His face darkened. You fucking bitch, he thought; you're begging to be slapped down. He did not wonder why she would try to make him angry; Vince seldom concerned himself with motives, his own or those of others. He cleared his face and chuckled. “I hadn't heard that before. I'll have to give it serious thought. And examine myself in the mirror.”

Her eyes saluted his swift recovery. “And what about all your buildings? Are they the children you'll leave behind?”

“Better than children. There's no question how they'll grow up.”

“That must be far more comforting than taking chances with people. Do you visit them often? Do you stroke the stone and feel noble because you've created beauty and usefulness from it?”

“No.” He was still angry, but also excited and keyed up. He wanted to wipe the mockery out of her voice and the superior glint from her green eyes; he wanted to make her
proud body bend to his. “I'm not interested in touching stone or any other part of a building; I only care about seeing it take shape the way I want.” He grinned like a little boy and noted the wariness in her eyes as his face became youthful and guileless. “The real fun is putting things together like a huge puzzle. Stone, mortar, steel; the crews who do the work; the money to pay for it; the people who rent the space when it's done . . . I make the pieces fit so no one can imagine them any other way. Other people can stroke the stone and marble and talk about beauty and functionalism; the game is putting the puzzle together in the best way. Are you married?”

“No.”

“I'll take you home tonight.”

“I'm with someone.”

“Tomorrow, then. I'll be free at one.”

“I won't be; I work.”

“Oh, the museum. When do you get out?”

“Five o'clock.”

“I'll be in front at five.”

“I don't fit into other people's puzzles,” she said. “Or other people's games.”

“Then we'll make a new one, just for you.” He took her hand again. “Thank you for coming over to say hello. It's the nicest thing you could have done. I'm looking forward to tomorrow. Five years is far too long.”

“Six.” She smiled the wide, automatic smile that told him nothing. “Tomorrow will be fine.”

He was thinking about her when he awoke the next morning; he thought about her all that day. “You're not paying attention,” Beloit said, sitting on the couch in his office just before noon.

“No, I was thinking. What were you saying?”

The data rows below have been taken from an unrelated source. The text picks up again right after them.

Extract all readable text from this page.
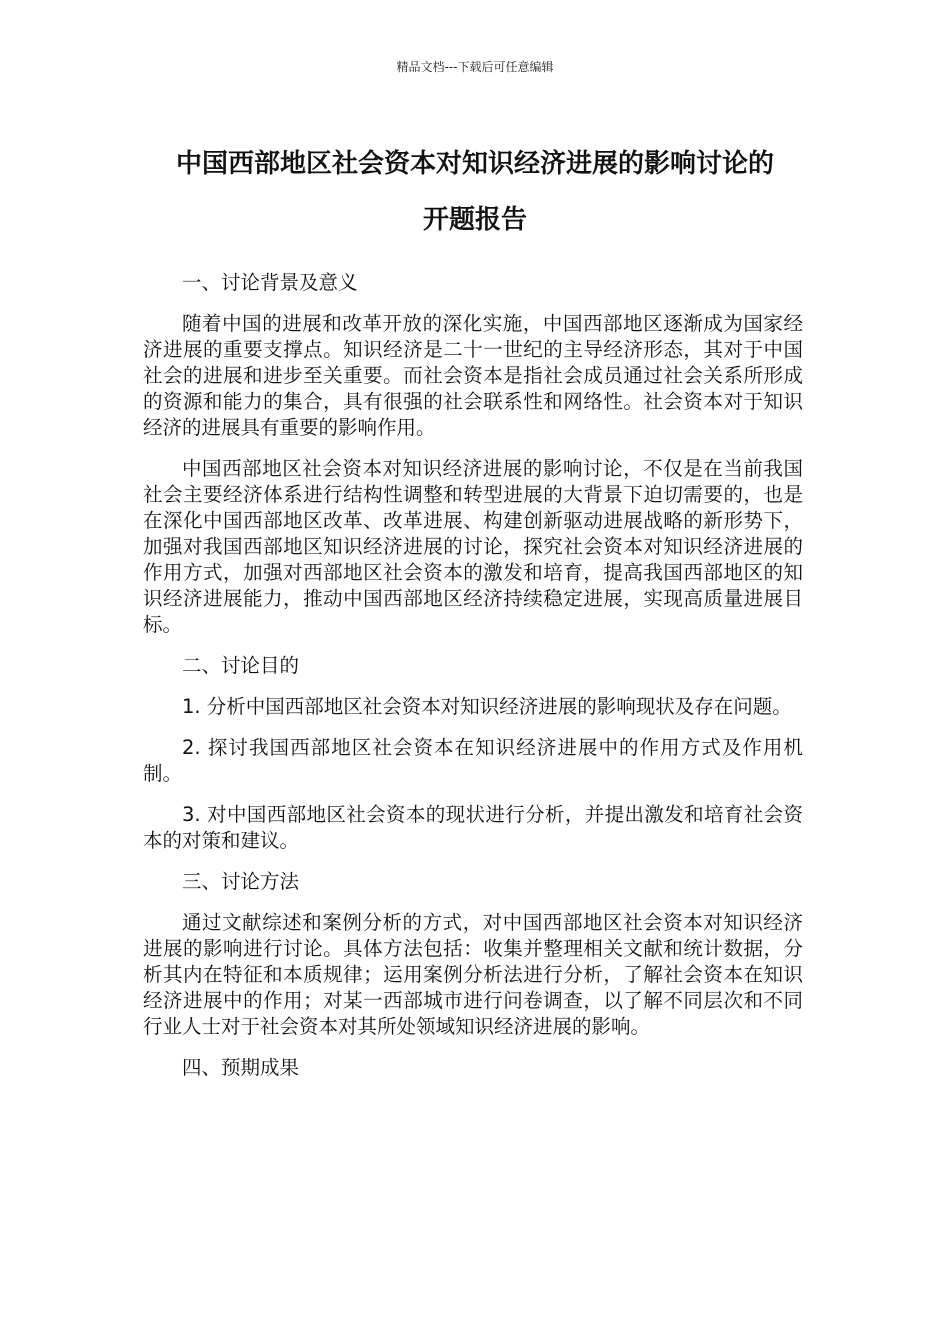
精品文档---下载后可任意编辑
中国西部地区社会资本对知识经济进展的影响讨论的
开题报告
一、讨论背景及意义
随着中国的进展和改革开放的深化实施，中国西部地区逐渐成为国家经济进展的重要支撑点。知识经济是二十一世纪的主导经济形态，其对于中国社会的进展和进步至关重要。而社会资本是指社会成员通过社会关系所形成的资源和能力的集合，具有很强的社会联系性和网络性。社会资本对于知识经济的进展具有重要的影响作用。
中国西部地区社会资本对知识经济进展的影响讨论，不仅是在当前我国社会主要经济体系进行结构性调整和转型进展的大背景下迫切需要的，也是在深化中国西部地区改革、改革进展、构建创新驱动进展战略的新形势下，加强对我国西部地区知识经济进展的讨论，探究社会资本对知识经济进展的作用方式，加强对西部地区社会资本的激发和培育，提高我国西部地区的知识经济进展能力，推动中国西部地区经济持续稳定进展，实现高质量进展目标。
二、讨论目的
1. 分析中国西部地区社会资本对知识经济进展的影响现状及存在问题。
2. 探讨我国西部地区社会资本在知识经济进展中的作用方式及作用机制。
3. 对中国西部地区社会资本的现状进行分析，并提出激发和培育社会资本的对策和建议。
三、讨论方法
通过文献综述和案例分析的方式，对中国西部地区社会资本对知识经济进展的影响进行讨论。具体方法包括：收集并整理相关文献和统计数据，分析其内在特征和本质规律；运用案例分析法进行分析，了解社会资本在知识经济进展中的作用；对某一西部城市进行问卷调查，以了解不同层次和不同行业人士对于社会资本对其所处领域知识经济进展的影响。
四、预期成果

Beloit's look sharpened. “Who is she?”

There was a pause. Vince shrugged. “Someone I met last night.”

“She have a name?”

“Maisie Farrell.”

“Oh, very good. You really like her? And she likes you?
Very good, Vince; you couldn't do better. She's the perfect hostess, the perfect wife for you. Good in-laws, too; they're even richer than you. Half a billion, a billion, whatever. Rich in-laws are a prize beyond rubies. So are rich wives. She's on a dozen committees, she's a volunteer at the museum and the Women's League and God knows what else, she's so respectable she could be in the White House. Which brings me to another subject.”

“What?” Vince was only half-listening while scanning the morning paper. “What subject?”

“Politics. You ever thought about politics, Vince?”

“No.”

“When you say it that way it means you have.”

“I may have. Wait a minute, I want to read this.” In a moment he looked up. “Cal Zorick's car ran off the road in Clear Creek Canyon last night. They found his body a little after ten o'clock.”

“No kidding. Cal? What a shame. He was a talented lad.” Beloit pursed his lips, nodding slowly. “A real shame. He did some good work for us. Sounds like he wanted to go too fast and lost control. Too bad. Well, but what did you mean: you may have thought about politics? Either you have or you haven't. Which is it?”

Vince closed the newspaper. “What are you getting at, Ray?”